Examples of her previous work experience include: a) co-ordinating a participatory action research project that was designed to encourage women who had experienced violence to have input into the development of a curriculum for medical, nursing, social work, phsiotherapy and occupational therapy students. The women became the consultants who had the major input into deciding what students needed to learn to be helpful to women who had been abused by their opposite-sex or same-sex partner: b) directing a supportive housing program for youth which was based on an anti-oppressions model in all aspects. This meant, for instance, that residents formed a council to help design the program, and they helped create the "case notes" that were required by the ministry. In addition, they designed the anti-racist, anti-sexist and anti-homophobic guidelines to ensure that their "home" was a safe place for all youth.

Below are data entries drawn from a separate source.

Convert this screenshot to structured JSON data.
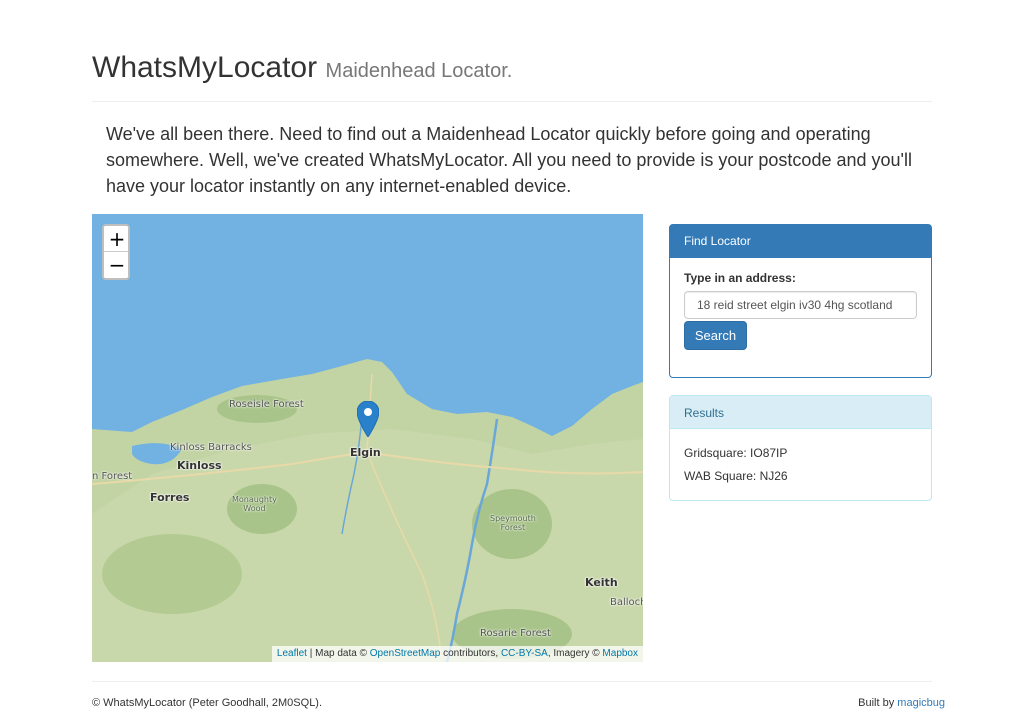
{
  "header": {
    "title": "WhatsMyLocator",
    "subtitle": "Maidenhead Locator."
  },
  "intro": {
    "text": "We've all been there. Need to find out a Maidenhead Locator quickly before going and operating somewhere. Well, we've created WhatsMyLocator. All you need to provide is your postcode and you'll have your locator instantly on any internet-enabled device."
  },
  "map": {
    "zoom_in_label": "+",
    "zoom_out_label": "−",
    "labels": {
      "roseisle": "Roseisle Forest",
      "kinloss_barracks": "Kinloss Barracks",
      "kinloss": "Kinloss",
      "forest_left": "n Forest",
      "forres": "Forres",
      "monaughty": "Monaughty",
      "wood": "Wood",
      "elgin": "Elgin",
      "speymouth": "Speymouth",
      "forest": "Forest",
      "keith": "Keith",
      "balloch": "Balloch",
      "rosarie": "Rosarie Forest"
    },
    "attribution": {
      "leaflet": "Leaflet",
      "sep1": " | Map data © ",
      "osm": "OpenStreetMap",
      "contributors": " contributors, ",
      "license": "CC-BY-SA",
      "imagery": ", Imagery © ",
      "mapbox": "Mapbox"
    },
    "colors": {
      "sea": "#71b2e2",
      "land": "#c2d3a4",
      "marker": "#2a81cb"
    }
  },
  "find_panel": {
    "heading": "Find Locator",
    "field_label": "Type in an address:",
    "input_value": "18 reid street elgin iv30 4hg scotland",
    "button_label": "Search"
  },
  "results_panel": {
    "heading": "Results",
    "gridsquare_label": "Gridsquare: ",
    "gridsquare_value": "IO87IP",
    "wab_label": "WAB Square: ",
    "wab_value": "NJ26"
  },
  "footer": {
    "copyright": "© WhatsMyLocator (Peter Goodhall, 2M0SQL).",
    "built_by_label": "Built by ",
    "built_by_link": "magicbug"
  }
}
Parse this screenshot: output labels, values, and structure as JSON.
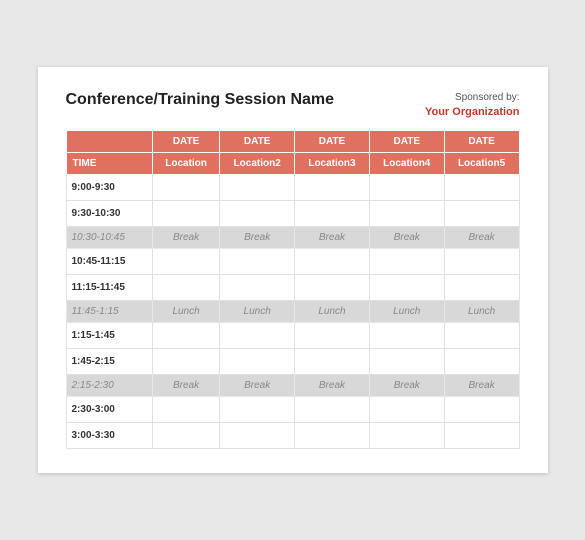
{
  "header": {
    "title": "Conference/Training Session Name",
    "sponsor_label": "Sponsored by:",
    "sponsor_name": "Your Organization"
  },
  "table": {
    "date_row": [
      "",
      "DATE",
      "DATE",
      "DATE",
      "DATE",
      "DATE"
    ],
    "location_row": [
      "TIME",
      "Location",
      "Location2",
      "Location3",
      "Location4",
      "Location5"
    ],
    "rows": [
      {
        "type": "normal",
        "time": "9:00-9:30",
        "cells": [
          "",
          "",
          "",
          "",
          ""
        ]
      },
      {
        "type": "normal",
        "time": "9:30-10:30",
        "cells": [
          "",
          "",
          "",
          "",
          ""
        ]
      },
      {
        "type": "break",
        "time": "10:30-10:45",
        "cells": [
          "Break",
          "Break",
          "Break",
          "Break",
          "Break"
        ]
      },
      {
        "type": "normal",
        "time": "10:45-11:15",
        "cells": [
          "",
          "",
          "",
          "",
          ""
        ]
      },
      {
        "type": "normal",
        "time": "11:15-11:45",
        "cells": [
          "",
          "",
          "",
          "",
          ""
        ]
      },
      {
        "type": "lunch",
        "time": "11:45-1:15",
        "cells": [
          "Lunch",
          "Lunch",
          "Lunch",
          "Lunch",
          "Lunch"
        ]
      },
      {
        "type": "normal",
        "time": "1:15-1:45",
        "cells": [
          "",
          "",
          "",
          "",
          ""
        ]
      },
      {
        "type": "normal",
        "time": "1:45-2:15",
        "cells": [
          "",
          "",
          "",
          "",
          ""
        ]
      },
      {
        "type": "break",
        "time": "2:15-2:30",
        "cells": [
          "Break",
          "Break",
          "Break",
          "Break",
          "Break"
        ]
      },
      {
        "type": "normal",
        "time": "2:30-3:00",
        "cells": [
          "",
          "",
          "",
          "",
          ""
        ]
      },
      {
        "type": "normal",
        "time": "3:00-3:30",
        "cells": [
          "",
          "",
          "",
          "",
          ""
        ]
      }
    ]
  }
}
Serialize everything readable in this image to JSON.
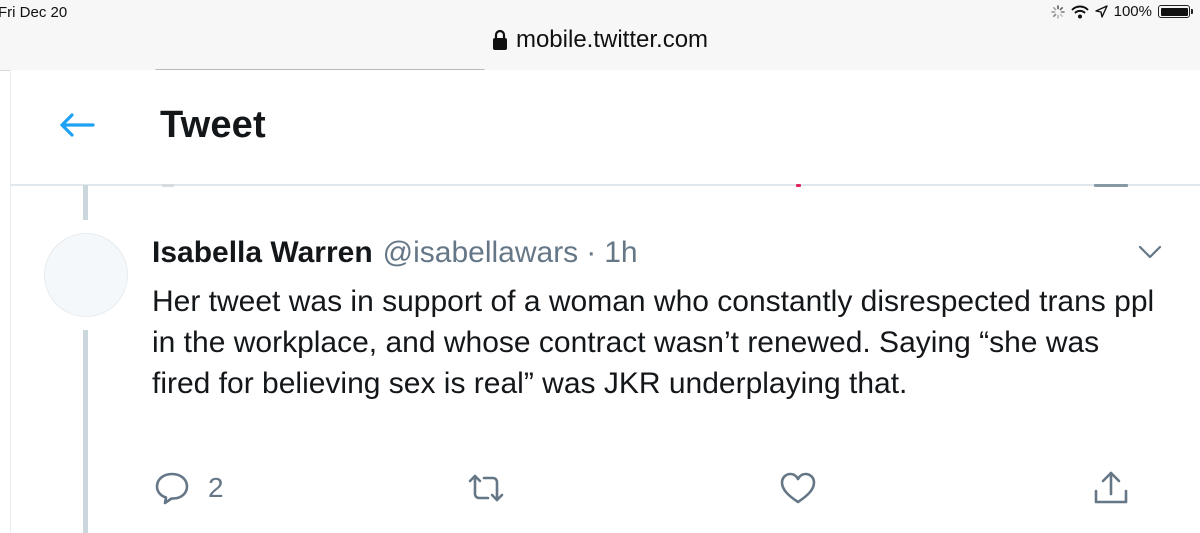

In her spare time, Karen is also a New Testament biblical scholar. She has taught Introduction to New Testament, Engaging Paul on Pastoral Issues and New Testament Greek. Although this work may seem "worlds" away from community ministry, her study and teaching with the Christian biblical text is also aimed at social transformation. She deeply believes that certain interpretations of the biblical text and ways of reading the Bible are harmfully affecting the psyche of many Christians and non-Christians in the Western world --- and encourages students to get intimate enough with the text that they can "talk back" to it when needed.
Karen and her partner live in Davenport neighbourhood, and they have three children and three dogs in their household. They are members of Emmanuel Howard Park United Church.